Po dokładnym sprawdzeniu druków recept okazało się, że istnieje drobna niezgodność w nazwisku lekarza, który miał rzekomo je wystawić. Pracownicy apteki skontaktowali się z nim i wtedy okazało się, że lekarz ten nie ma absolutnie nic wspólnego z wypisywaniem recept dla kobiety z Krakowa. Natomiast sprawę zniknięcia części recept zgłosił do prokuratury.

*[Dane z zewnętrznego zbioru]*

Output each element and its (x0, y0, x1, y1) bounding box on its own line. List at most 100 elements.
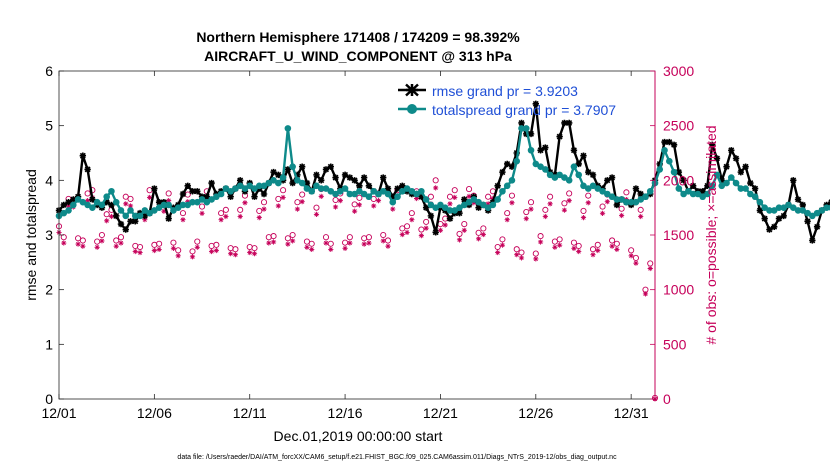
obs-possible-marker (313, 204, 320, 211)
rmse-point (713, 155, 721, 162)
rmse-point (89, 196, 96, 203)
rmse-point (709, 141, 716, 148)
rmse-point (132, 218, 139, 225)
totalspread-point (627, 198, 635, 206)
totalspread-point (275, 179, 282, 187)
obs-assimilated-marker (61, 240, 67, 246)
totalspread-point (465, 198, 473, 206)
obs-possible-marker (527, 199, 535, 206)
y-tick-label: 4 (45, 172, 53, 188)
obs-possible-marker (232, 246, 239, 253)
obs-possible-marker (275, 195, 282, 202)
obs-assimilated-marker (65, 203, 72, 209)
obs-assimilated-marker (371, 203, 377, 209)
rmse-point (141, 212, 149, 220)
rmse-point (351, 177, 358, 184)
totalspread-point (203, 198, 211, 206)
rmse-point (813, 223, 821, 230)
obs-possible-marker (518, 249, 525, 256)
totalspread-point (575, 171, 583, 179)
totalspread-point (475, 198, 482, 206)
obs-possible-marker (122, 193, 129, 200)
obs-possible-marker (480, 225, 487, 232)
totalspread-point (389, 198, 397, 206)
totalspread-point (308, 187, 316, 195)
totalspread-point (279, 174, 287, 181)
obs-possible-marker (632, 254, 639, 262)
totalspread-point (685, 187, 692, 195)
totalspread-point (351, 190, 358, 198)
totalspread-point (141, 207, 149, 214)
rmse-point (656, 160, 663, 168)
obs-possible-marker (423, 218, 430, 225)
obs-assimilated-marker (442, 222, 448, 228)
totalspread-point (103, 193, 110, 201)
obs-possible-marker (609, 237, 616, 244)
totalspread-point (398, 187, 406, 195)
totalspread-point (189, 198, 196, 206)
obs-possible-marker (356, 194, 363, 201)
obs-possible-marker (284, 235, 291, 242)
obs-possible-marker (322, 234, 330, 241)
plot-area (59, 71, 655, 399)
obs-possible-marker (175, 247, 182, 254)
obs-assimilated-marker (218, 217, 224, 223)
obs-assimilated-marker (537, 239, 544, 245)
obs-assimilated-marker (566, 198, 572, 204)
totalspread-point (432, 204, 439, 211)
totalspread-point (732, 179, 740, 187)
obs-assimilated-marker (552, 244, 558, 250)
obs-possible-marker (532, 250, 539, 257)
obs-possible-marker (432, 177, 439, 184)
obs-possible-marker (585, 192, 592, 199)
obs-assimilated-marker (542, 213, 548, 220)
totalspread-point (499, 187, 506, 195)
obs-assimilated-marker (595, 247, 601, 254)
obs-assimilated-marker (85, 198, 91, 204)
rmse-point (751, 185, 759, 192)
obs-assimilated-marker (270, 239, 277, 245)
obs-possible-marker (399, 225, 406, 232)
obs-assimilated-marker (628, 253, 634, 259)
obs-assimilated-marker (309, 246, 315, 253)
totalspread-point (112, 198, 120, 206)
totalspread-point (756, 198, 764, 206)
obs-assimilated-marker (576, 248, 582, 255)
rmse-point (332, 174, 339, 181)
obs-possible-marker (547, 193, 554, 200)
totalspread-point (470, 196, 478, 203)
obs-possible-marker (494, 243, 501, 251)
rmse-point (422, 204, 430, 211)
rmse-point (70, 196, 77, 203)
rmse-point (284, 166, 292, 173)
totalspread-point (670, 168, 678, 176)
obs-assimilated-marker (223, 213, 229, 220)
rmse-point (103, 199, 110, 206)
obs-assimilated-marker (514, 252, 520, 258)
rmse-point (790, 177, 797, 184)
totalspread-point (646, 187, 654, 195)
chart-title: Northern Hemisphere 171408 / 174209 = 98… (196, 29, 520, 45)
totalspread-point (122, 212, 130, 220)
rmse-point (399, 182, 406, 189)
obs-assimilated-marker (199, 210, 205, 216)
rmse-point (475, 204, 482, 211)
obs-possible-marker (256, 207, 263, 214)
obs-assimilated-marker (366, 240, 372, 246)
totalspread-point (232, 185, 239, 192)
obs-assimilated-marker (242, 200, 248, 206)
obs-possible-marker (289, 231, 296, 239)
obs-assimilated-marker (323, 240, 329, 246)
obs-assimilated-marker (104, 218, 110, 224)
totalspread-point (441, 204, 449, 211)
totalspread-point (599, 187, 606, 195)
totalspread-point (117, 207, 125, 214)
totalspread-point (408, 187, 416, 195)
chart-subtitle: AIRCRAFT_U_WIND_COMPONENT @ 313 hPa (204, 48, 512, 64)
obs-possible-marker (237, 206, 244, 213)
totalspread-point (136, 212, 144, 220)
obs-possible-marker (570, 239, 577, 246)
obs-assimilated-marker (461, 227, 467, 233)
obs-possible-marker (446, 193, 454, 200)
totalspread-point (370, 187, 377, 195)
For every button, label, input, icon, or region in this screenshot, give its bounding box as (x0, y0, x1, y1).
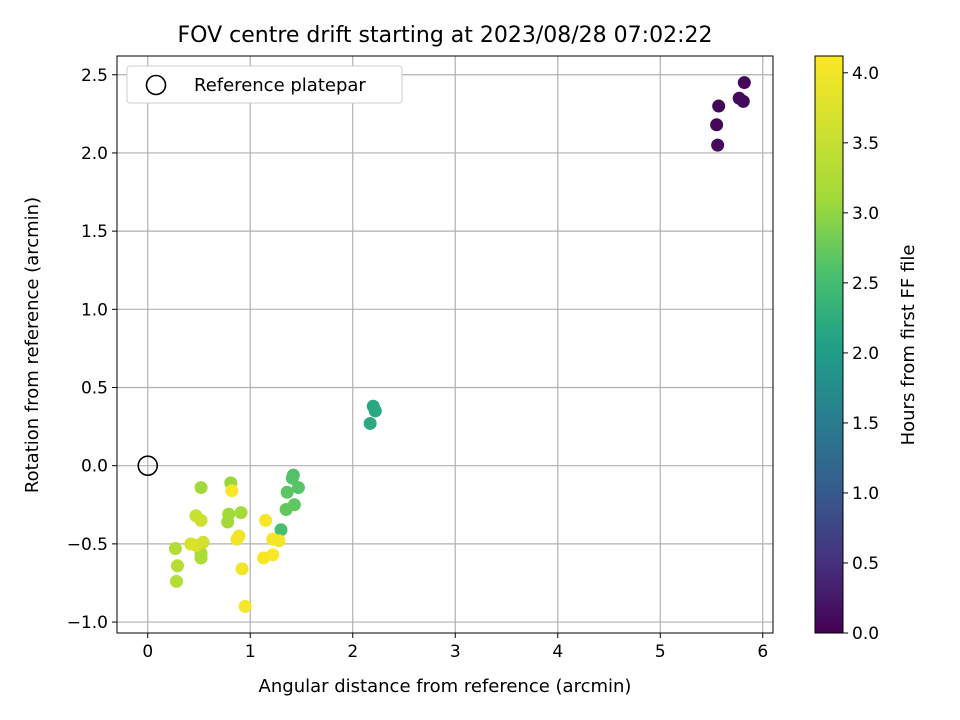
data-point (712, 99, 726, 113)
colorbar-tick-label: 4.0 (852, 64, 879, 84)
reference-platepar-point (137, 455, 159, 476)
data-point (230, 532, 244, 546)
data-point (194, 551, 208, 565)
colorbar-tick-label: 1.5 (852, 414, 879, 434)
colorbar-tick-label: 2.0 (852, 344, 879, 364)
y-axis-label: Rotation from reference (arcmin) (22, 197, 43, 493)
x-tick-label: 5 (655, 642, 666, 662)
colorbar-tick-label: 3.5 (852, 134, 879, 154)
colorbar-axis: 0.0 0.5 1.0 1.5 2.0 2.5 3.0 3.5 4.0 (843, 64, 879, 644)
data-point (238, 599, 252, 613)
legend-entry-label: Reference platepar (194, 75, 366, 96)
data-point (368, 404, 382, 418)
data-point (280, 485, 294, 499)
data-point (168, 542, 182, 556)
x-tick-label: 1 (245, 642, 256, 662)
y-tick-label: 2.5 (81, 66, 108, 86)
data-point (170, 559, 184, 573)
data-point (169, 574, 183, 588)
data-point (234, 506, 248, 520)
plot-frame (116, 55, 774, 634)
colorbar-tick-label: 0.5 (852, 554, 879, 574)
data-point (363, 416, 377, 430)
colorbar-label: Hours from first FF file (898, 245, 919, 446)
x-tick-label: 4 (552, 642, 563, 662)
colorbar-tick-label: 1.0 (852, 484, 879, 504)
legend-reference-marker (145, 74, 167, 96)
data-point (225, 484, 239, 498)
data-point (279, 502, 293, 516)
x-axis-label: Angular distance from reference (arcmin) (259, 676, 632, 697)
x-tick-label: 2 (347, 642, 358, 662)
data-point (259, 513, 273, 527)
data-point (710, 118, 724, 132)
colorbar (814, 55, 844, 634)
data-point (194, 513, 208, 527)
data-point (194, 481, 208, 495)
data-point (196, 535, 210, 549)
legend-box (126, 65, 403, 104)
y-tick-label: 2.0 (81, 144, 108, 164)
data-point (285, 471, 299, 485)
data-point (736, 94, 750, 108)
data-point (711, 138, 725, 152)
data-point (257, 551, 271, 565)
y-tick-label: −1.0 (67, 613, 108, 633)
y-tick-label: 0.5 (81, 379, 108, 399)
x-tick-label: 6 (757, 642, 768, 662)
colorbar-tick-label: 0.0 (852, 624, 879, 644)
y-tick-label: −0.5 (67, 535, 108, 555)
grid (117, 56, 773, 633)
scatter-points (137, 76, 751, 613)
y-tick-label: 1.5 (81, 222, 108, 242)
x-tick-label: 0 (142, 642, 153, 662)
y-tick-label: 1.0 (81, 300, 108, 320)
data-point (291, 481, 305, 495)
data-point (737, 76, 751, 90)
data-point (221, 515, 235, 529)
colorbar-tick-label: 3.0 (852, 204, 879, 224)
data-point (274, 523, 288, 537)
y-tick-label: 0.0 (81, 457, 108, 477)
chart-title: FOV centre drift starting at 2023/08/28 … (178, 23, 713, 48)
plot-background (117, 56, 773, 633)
x-axis: 0 1 2 3 4 5 6 (142, 633, 768, 662)
y-axis: −1.0 −0.5 0.0 0.5 1.0 1.5 2.0 2.5 (67, 66, 117, 633)
data-point (235, 562, 249, 576)
colorbar-tick-label: 2.5 (852, 274, 879, 294)
legend: Reference platepar (126, 65, 403, 104)
data-point (272, 534, 286, 548)
x-tick-label: 3 (450, 642, 461, 662)
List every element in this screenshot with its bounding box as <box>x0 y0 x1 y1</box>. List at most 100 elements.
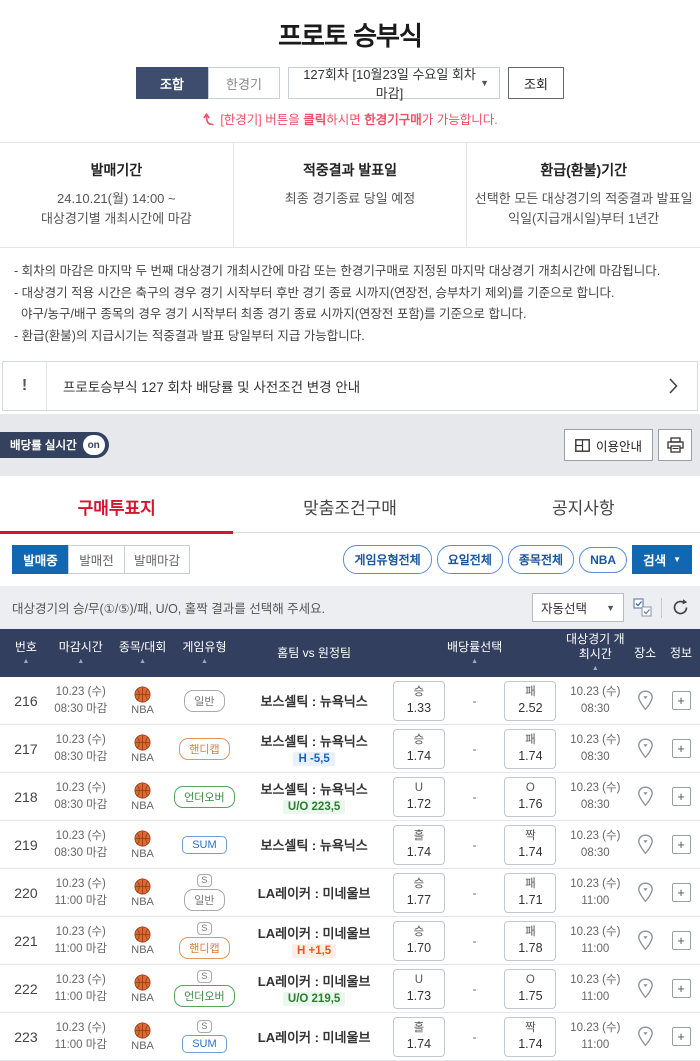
basketball-icon <box>134 686 151 703</box>
info-line: 선택한 모든 대상경기의 적중결과 발표일 <box>474 191 693 206</box>
game-type-badge: SUM <box>182 1035 227 1054</box>
team-sub-label: H +1,5 <box>292 944 337 959</box>
close-time: 10.23 (수) 08:30 마감 <box>54 782 108 811</box>
location-pin-icon[interactable] <box>636 978 655 999</box>
page-title: 프로토 승부식 <box>278 21 423 51</box>
single-game-note: [한경기] 버튼을 클릭하시면 한경기구매가 가능합니다. <box>0 109 700 128</box>
header-match-time[interactable]: 대상경기 개최시간 ▲ <box>562 632 628 674</box>
location-pin-icon[interactable] <box>636 738 655 759</box>
tab-notices[interactable]: 공지사항 <box>552 499 615 519</box>
odds-option-away[interactable]: 패 2.52 <box>504 680 557 721</box>
odds-option-home[interactable]: 승 1.77 <box>392 872 445 913</box>
search-button[interactable]: 검색 ▼ <box>632 545 692 575</box>
filter-on-sale[interactable]: 발매중 <box>12 545 69 575</box>
game-number: 223 <box>14 1028 38 1045</box>
round-select-dropdown[interactable]: 127회차 [10월23일 수요일 회차마감] ▼ <box>288 67 500 101</box>
info-expand-button[interactable]: + <box>671 787 691 807</box>
select-all-checkbox-button[interactable] <box>631 598 654 617</box>
info-expand-button[interactable]: + <box>671 979 691 999</box>
filter-game-type[interactable]: 게임유형전체 <box>343 545 432 575</box>
mode-button-group: 조합 한경기 <box>136 67 280 99</box>
odds-option-away[interactable]: 패 1.78 <box>504 920 557 961</box>
selection-bar: 대상경기의 승/무(①/⑤)/패, U/O, 홀짝 결과를 선택해 주세요. 자… <box>0 586 700 630</box>
odds-option-away[interactable]: 짝 1.74 <box>504 824 557 865</box>
odds-label: 짝 <box>525 1021 536 1034</box>
header-close-time[interactable]: 마감시간 ▲ <box>44 640 118 667</box>
filter-pre-sale[interactable]: 발매전 <box>68 545 125 575</box>
sport-cell: NBA <box>118 974 168 1004</box>
filter-weekday[interactable]: 요일전체 <box>436 545 503 575</box>
odds-option-home[interactable]: 승 1.74 <box>392 728 445 769</box>
usage-guide-label: 이용안내 <box>595 439 642 454</box>
odds-option-home[interactable]: U 1.72 <box>392 776 445 817</box>
filter-sale-closed[interactable]: 발매마감 <box>124 545 191 575</box>
odds-option-away[interactable]: 짝 1.74 <box>504 1016 557 1057</box>
info-expand-button[interactable]: + <box>671 835 691 855</box>
auto-select-dropdown[interactable]: 자동선택 ▼ <box>532 593 624 623</box>
mode-button-combo[interactable]: 조합 <box>136 67 208 99</box>
odds-option-home[interactable]: 승 1.33 <box>392 680 445 721</box>
odds-value: 1.72 <box>406 796 432 811</box>
single-purchase-icon: S <box>196 922 212 936</box>
header-odds-select[interactable]: 배당률선택 ▲ <box>387 640 563 667</box>
checkbox-pair-icon <box>633 598 652 617</box>
info-title: 적중결과 발표일 <box>302 162 398 178</box>
odds-label: 승 <box>413 685 425 698</box>
odds-value: 1.74 <box>518 844 543 859</box>
location-pin-icon[interactable] <box>636 690 655 711</box>
game-type-badge: 일반 <box>184 689 225 712</box>
odds-draw-dash: - <box>472 741 477 756</box>
team-matchup: 보스셀틱 : 뉴욕닉스 <box>260 782 368 798</box>
live-odds-toggle-label: 배당률 실시간 <box>10 440 77 453</box>
odds-option-home[interactable]: 승 1.70 <box>392 920 445 961</box>
sale-status-filter-group: 발매중 발매전 발매마감 <box>12 545 191 575</box>
info-expand-button[interactable]: + <box>671 1027 691 1047</box>
odds-option-home[interactable]: 홀 1.74 <box>392 824 445 865</box>
refresh-button[interactable] <box>669 598 692 617</box>
live-odds-toggle[interactable]: 배당률 실시간 on <box>0 432 109 459</box>
basketball-icon <box>134 926 151 943</box>
odds-label: U <box>414 973 424 986</box>
info-expand-button[interactable]: + <box>671 883 691 903</box>
location-pin-icon[interactable] <box>636 786 655 807</box>
sport-cell: NBA <box>118 878 168 908</box>
round-notice-banner[interactable]: ! 프로토승부식 127 회차 배당률 및 사전조건 변경 안내 <box>2 361 698 412</box>
odds-option-away[interactable]: 패 1.74 <box>504 728 557 769</box>
odds-option-away[interactable]: 패 1.71 <box>504 872 557 913</box>
odds-value: 1.33 <box>406 700 432 715</box>
usage-guide-button[interactable]: 이용안내 <box>563 429 653 462</box>
location-pin-icon[interactable] <box>636 930 655 951</box>
info-expand-button[interactable]: + <box>671 931 691 951</box>
filter-league-nba[interactable]: NBA <box>579 546 628 573</box>
tab-custom-condition[interactable]: 맞춤조건구매 <box>303 499 397 519</box>
game-type-badge: 언더오버 <box>174 785 235 808</box>
header-game-type[interactable]: 게임유형 ▲ <box>168 640 242 667</box>
game-number: 219 <box>14 836 38 853</box>
mode-button-single[interactable]: 한경기 <box>208 67 280 99</box>
sport-cell: NBA <box>118 1022 168 1052</box>
single-purchase-icon: S <box>196 874 212 888</box>
inquiry-button[interactable]: 조회 <box>508 67 564 99</box>
header-sport[interactable]: 종목/대회 ▲ <box>118 639 167 665</box>
sort-ascending-icon: ▲ <box>471 657 479 665</box>
print-button[interactable] <box>658 429 692 462</box>
odds-option-away[interactable]: O 1.75 <box>504 968 557 1009</box>
odds-option-home[interactable]: 홀 1.74 <box>392 1016 445 1057</box>
basketball-icon <box>134 734 151 751</box>
header-no[interactable]: 번호 ▲ <box>8 640 44 667</box>
location-pin-icon[interactable] <box>636 834 655 855</box>
filter-sport[interactable]: 종목전체 <box>507 545 575 575</box>
info-expand-button[interactable]: + <box>671 691 691 711</box>
toggle-on-indicator: on <box>82 435 105 456</box>
odds-value: 1.76 <box>518 796 543 811</box>
tab-purchase-slip[interactable]: 구매투표지 <box>0 478 234 535</box>
team-matchup: 보스셀틱 : 뉴욕닉스 <box>260 694 368 710</box>
game-number: 222 <box>14 980 38 997</box>
game-row: 219 10.23 (수) 08:30 마감 NBA SUM 보스셀틱 : 뉴욕닉… <box>0 821 700 870</box>
odds-option-away[interactable]: O 1.76 <box>504 776 557 817</box>
info-expand-button[interactable]: + <box>671 739 691 759</box>
location-pin-icon[interactable] <box>636 1026 655 1047</box>
odds-option-home[interactable]: U 1.73 <box>392 968 445 1009</box>
location-pin-icon[interactable] <box>636 882 655 903</box>
sort-ascending-icon: ▲ <box>77 657 85 665</box>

Sprawą zajęli się policjanci z III Komisariatu Policji w Krakowie. Ustalono, że kobieta przychodziła do apteki od października , realizując 2 recepty na fikcyjne nazwisko oraz 9 recept na swoje. 20 listopada, 39-letnia kobieta została zatrzymana przez „ operacyjnych” z III KP. Zebrany materiał dowodowy pozwolił na przedstawienie jej zarzutów dotyczących fałszerstwa dokumentów ( art.270 KK ). Grozi jej do 5 lat pozbawienia wolności. Policjanci ustalają czy kobieta nie wykupywała leków na podstawie fałszywych recept w innych aptekach oraz jak weszła w posiadanie czystych blankietów.